With whatsoever other feelings she had sought the church, it was at
least with the hope that it had a message for her. She had indeed
listened to a personal message, but it was a message delivered to
the wrong person; for at every stage of the worship she, the
innocent, had been forgotten and slighted; Rowan, the guilty, had
been considered and comforted. David had his like in mind and
besought pardon for him; the prophet of old knew of a case like his
and blessed him; the apostle centuries afterward looked on and did
not condemn; Christ himself had in a way told the multitude the
same story that Rowan had told her,--counselling forgiveness. The
very hymns of the church were on Rowan's side--every one gone in
search of the wanderer. For on this day Religion, universal mother
of needy souls and a minister of all comforts, was in the mood to
deal only with youth and human frailty.
She rebelled. It was like commanding her to dishonor a woman's
strongest and purest instincts.
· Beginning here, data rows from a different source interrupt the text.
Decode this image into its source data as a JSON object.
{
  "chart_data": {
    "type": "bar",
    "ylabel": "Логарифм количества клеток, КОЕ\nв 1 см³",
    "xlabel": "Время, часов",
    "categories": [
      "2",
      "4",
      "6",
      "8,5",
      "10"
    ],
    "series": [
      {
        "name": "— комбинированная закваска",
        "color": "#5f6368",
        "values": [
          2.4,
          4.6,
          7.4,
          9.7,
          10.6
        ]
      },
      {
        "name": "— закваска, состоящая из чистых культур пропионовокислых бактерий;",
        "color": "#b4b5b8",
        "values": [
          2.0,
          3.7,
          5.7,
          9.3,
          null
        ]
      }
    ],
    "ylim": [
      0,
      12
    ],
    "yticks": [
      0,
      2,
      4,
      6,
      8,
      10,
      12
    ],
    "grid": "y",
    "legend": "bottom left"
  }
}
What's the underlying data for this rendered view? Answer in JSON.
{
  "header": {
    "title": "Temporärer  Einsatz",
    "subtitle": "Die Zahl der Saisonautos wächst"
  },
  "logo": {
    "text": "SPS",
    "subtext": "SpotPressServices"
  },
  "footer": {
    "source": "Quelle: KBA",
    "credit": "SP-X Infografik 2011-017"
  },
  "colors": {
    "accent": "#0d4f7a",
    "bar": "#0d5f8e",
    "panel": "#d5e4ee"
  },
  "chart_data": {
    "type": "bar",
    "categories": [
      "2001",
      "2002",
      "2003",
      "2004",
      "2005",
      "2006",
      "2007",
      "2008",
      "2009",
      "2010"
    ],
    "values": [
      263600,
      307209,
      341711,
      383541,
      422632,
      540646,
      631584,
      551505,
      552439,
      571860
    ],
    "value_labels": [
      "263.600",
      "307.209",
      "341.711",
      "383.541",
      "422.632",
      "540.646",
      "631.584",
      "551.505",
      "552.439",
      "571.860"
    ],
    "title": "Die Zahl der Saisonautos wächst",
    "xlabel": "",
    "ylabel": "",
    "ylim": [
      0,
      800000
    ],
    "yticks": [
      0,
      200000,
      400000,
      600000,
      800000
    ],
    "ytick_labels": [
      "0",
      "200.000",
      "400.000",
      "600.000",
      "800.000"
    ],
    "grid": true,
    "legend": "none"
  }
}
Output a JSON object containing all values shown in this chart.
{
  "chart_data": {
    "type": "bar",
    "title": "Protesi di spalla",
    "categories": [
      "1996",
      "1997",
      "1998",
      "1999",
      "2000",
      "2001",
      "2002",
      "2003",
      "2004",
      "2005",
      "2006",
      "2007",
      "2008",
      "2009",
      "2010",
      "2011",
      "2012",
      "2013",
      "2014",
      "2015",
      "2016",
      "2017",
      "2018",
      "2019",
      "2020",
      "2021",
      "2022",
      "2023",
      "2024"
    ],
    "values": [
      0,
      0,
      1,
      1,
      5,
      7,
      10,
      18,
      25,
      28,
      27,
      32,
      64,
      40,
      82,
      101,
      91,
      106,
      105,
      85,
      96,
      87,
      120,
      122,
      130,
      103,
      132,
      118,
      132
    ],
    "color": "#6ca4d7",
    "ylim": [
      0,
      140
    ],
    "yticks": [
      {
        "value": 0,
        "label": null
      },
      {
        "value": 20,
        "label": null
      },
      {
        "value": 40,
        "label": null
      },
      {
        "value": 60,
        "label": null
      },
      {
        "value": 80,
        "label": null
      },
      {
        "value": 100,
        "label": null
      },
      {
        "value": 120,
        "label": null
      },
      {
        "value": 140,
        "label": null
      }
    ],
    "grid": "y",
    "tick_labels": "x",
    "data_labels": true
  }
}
It called upon her to sympathize
with the evil that had blighted her life. And Rowan himself!--in
her anger and suffering she could think of him in no other way than
as enjoying this immortal chorus of anxiety on his account; as
hearing it all with complacency and self-approval. It had to her
distorted imagination the effect of offering a reward to him for
having sinned; he would have received no such attention had he
remained innocent.
With one act of complete revulsion she spurned it all: the moral
casuistry that beguiled him, the church that cloaked him; spurned
psalm and prophet and apostle, Christ and parable and song.